Sarabha-Miga Jataka (#483)

temple painting of Sarabha-Miga Jataka

The Bodhisatta was once a deer. The king was an avid hunter, and considered himself the manliest man in the kingdom. During a hunt in the forest, his courtiers surrounded a thicket and beat the ground with clubs, driving the Bodhisatta out and straight toward the king. The king let an arrow fly, but the clever Bodhisatta rolled safely out of its path. When the king saw the Bodhisatta dive down, he assumed he had hit him and yelled out a cheer. But when the Bodhisatta rose and ran off, the courtiers loudly mocked the king.

The angry king chased after the Bodhisatta. He didn’t notice a deep pit full of water because it was obscured by weeds, and he fell in. The king couldn’t swim, and the Bodhisatta saw him struggling. He felt pity, not anger, toward the king and rescued him. The king was deeply grateful and he invited the Bodhisatta to come rule over the kingdom. But the Bodhisatta only asked that the king follow the five precepts and encourage his subjects to do the same.

The king was so taken by the Bodhisatta’s righteousness that his eyes filled with tears. When he returned home, he proclaimed by the beat of a drum that everyone in the city should follow the five precepts—though he told nobody about the near-death experience that prompted his conversion. However, early the next morning, his chaplain heard the king in his bedroom chanting his aspirations to live a righteous life and was able to guess everything that had happened the day before. The king was so impressed by his chaplain’s wisdom that he gave him a big gift.

Without fail, the king dedicated himself to giving alms and doing good deeds, and the people followed his lead so faithfully that heaven began to fill up with many new gods.
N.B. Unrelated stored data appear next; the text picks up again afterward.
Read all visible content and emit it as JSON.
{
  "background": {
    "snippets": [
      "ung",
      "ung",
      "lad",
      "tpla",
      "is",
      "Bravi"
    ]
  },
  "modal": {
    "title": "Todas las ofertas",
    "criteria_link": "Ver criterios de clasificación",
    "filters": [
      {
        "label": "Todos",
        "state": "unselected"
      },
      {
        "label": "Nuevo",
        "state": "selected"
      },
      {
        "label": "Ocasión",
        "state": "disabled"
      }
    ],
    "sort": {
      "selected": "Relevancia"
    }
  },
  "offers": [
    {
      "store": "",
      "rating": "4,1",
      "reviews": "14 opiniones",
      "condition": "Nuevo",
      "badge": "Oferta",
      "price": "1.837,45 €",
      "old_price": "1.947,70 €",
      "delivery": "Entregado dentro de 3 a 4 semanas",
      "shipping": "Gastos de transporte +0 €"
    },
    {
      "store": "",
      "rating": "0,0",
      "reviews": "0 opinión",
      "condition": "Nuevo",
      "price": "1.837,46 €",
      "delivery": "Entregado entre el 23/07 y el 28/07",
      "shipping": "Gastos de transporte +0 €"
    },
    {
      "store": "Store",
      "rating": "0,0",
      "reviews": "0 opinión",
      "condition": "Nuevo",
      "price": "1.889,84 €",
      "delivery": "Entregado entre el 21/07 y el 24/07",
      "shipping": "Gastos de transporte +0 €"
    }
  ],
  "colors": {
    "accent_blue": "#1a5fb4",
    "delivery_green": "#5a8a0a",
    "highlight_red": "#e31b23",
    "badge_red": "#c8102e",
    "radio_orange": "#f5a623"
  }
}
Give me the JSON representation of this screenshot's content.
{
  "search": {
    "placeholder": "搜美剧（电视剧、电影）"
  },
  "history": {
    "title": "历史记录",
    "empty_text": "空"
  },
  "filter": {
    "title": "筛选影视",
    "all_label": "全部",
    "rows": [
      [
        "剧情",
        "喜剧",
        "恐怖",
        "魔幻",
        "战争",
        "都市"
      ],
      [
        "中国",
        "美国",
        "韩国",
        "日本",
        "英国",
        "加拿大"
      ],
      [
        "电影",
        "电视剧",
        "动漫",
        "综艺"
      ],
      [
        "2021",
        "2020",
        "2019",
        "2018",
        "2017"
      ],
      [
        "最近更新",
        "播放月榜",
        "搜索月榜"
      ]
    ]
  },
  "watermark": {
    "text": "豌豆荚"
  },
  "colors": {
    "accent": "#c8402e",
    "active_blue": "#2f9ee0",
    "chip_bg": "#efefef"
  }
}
Wondering what was causing the heavens to swell, Indra, king of the gods, saw the king’s devotion and divined how the Bodhisatta had set everything in motion due to his perfect virtue. Indra felt people should know about the Bodhisatta’s greatness, so one time when the king went target shooting, he made the Bodhisatta appear in front of the target. Then Indra entered the chaplain’s body, urging the king to shoot and kill because deer meat is for warriors. To explain why he didn’t shoot, the king told those around him how this noble deer had rescued and preached to him. Then Indra appeared floating in the air and praised the king.

In the Lifetime of the Buddha

After Pindola Bharadvaja, one of the Buddha’s top disciples, had risen into the air to reach a sandalwood bowl, the Buddha rebuked him for using his supernatural powers to do a cheap, pointless trick and issued an order forbidding his disciples from using their powers. After this order was given, some heretics who wanted to create a schism among the Buddha’s followers wrongly assumed the Buddha would no longer do miracles, so they said if he performed one, they would do one that was twice as good. To the shock of the heretics, the Buddha accepted their challenge since he was not a disciple and the rule did not apply to him. He had the king send his town crier out announcing that in seven days the Buddha would perform a masterpiece called the Twin Miracle under a mango tree. To thwart him, the heretics cut down all the city’s mango trees.

On the day of the show, the royal gardener gave the Buddha a delicious mango. After eating it, he had the gardener plant the seed in the ground, and it grew instantly into a giant, perfectly formed tree full of ripe fruit. A vast crowd of humans and gods gathered around the tree, and the Buddha ascended onto a jeweled pavilion built by Indra and began the Twin Miracle, so named because it featured opposites. Flames shot from one half of his body and water streamed from the other, alternating between top and bottom and left and right; and all the while, six-colored rays of light shone out of every pore of his skin, lighting up both heaven and hell. The whole multitude was in awe and filled with faith. (The Buddha performed the Twin Miracle twice; the other time is discussed in Jataka #547.)

After the miracle finished, the Buddha spent the rainy season in heaven preaching to the gods, including his birth mother. When it came time to return to the realm of men, the Buddha sent word so people could come greet him. Then he descended on a triple staircase, one each made of jewels, silver, and gold, accompanied by Indra, Brahma, and Suyama. The Buddha was greeted first by Sariputta (who had been the chaplain in an earlier birth), his wisest disciple, and he thought everybody should know that Sariputta was the wisest. So he began to ask people questions, each one more difficult than the next. Only Sariputta could answer the final question, and he answered in full detail just as if the Buddha had spoken himself.

The next evening, the Buddha heard some of his disciples discussing Sariputta’s excellent wisdom, and he told them this story as an example of Sariputta’s wisdom from the past; being able to guess the full story about the rescue from just a tiny bit of information.

The king was an earlier birth of Ananda, another of the Buddha’s top disciples.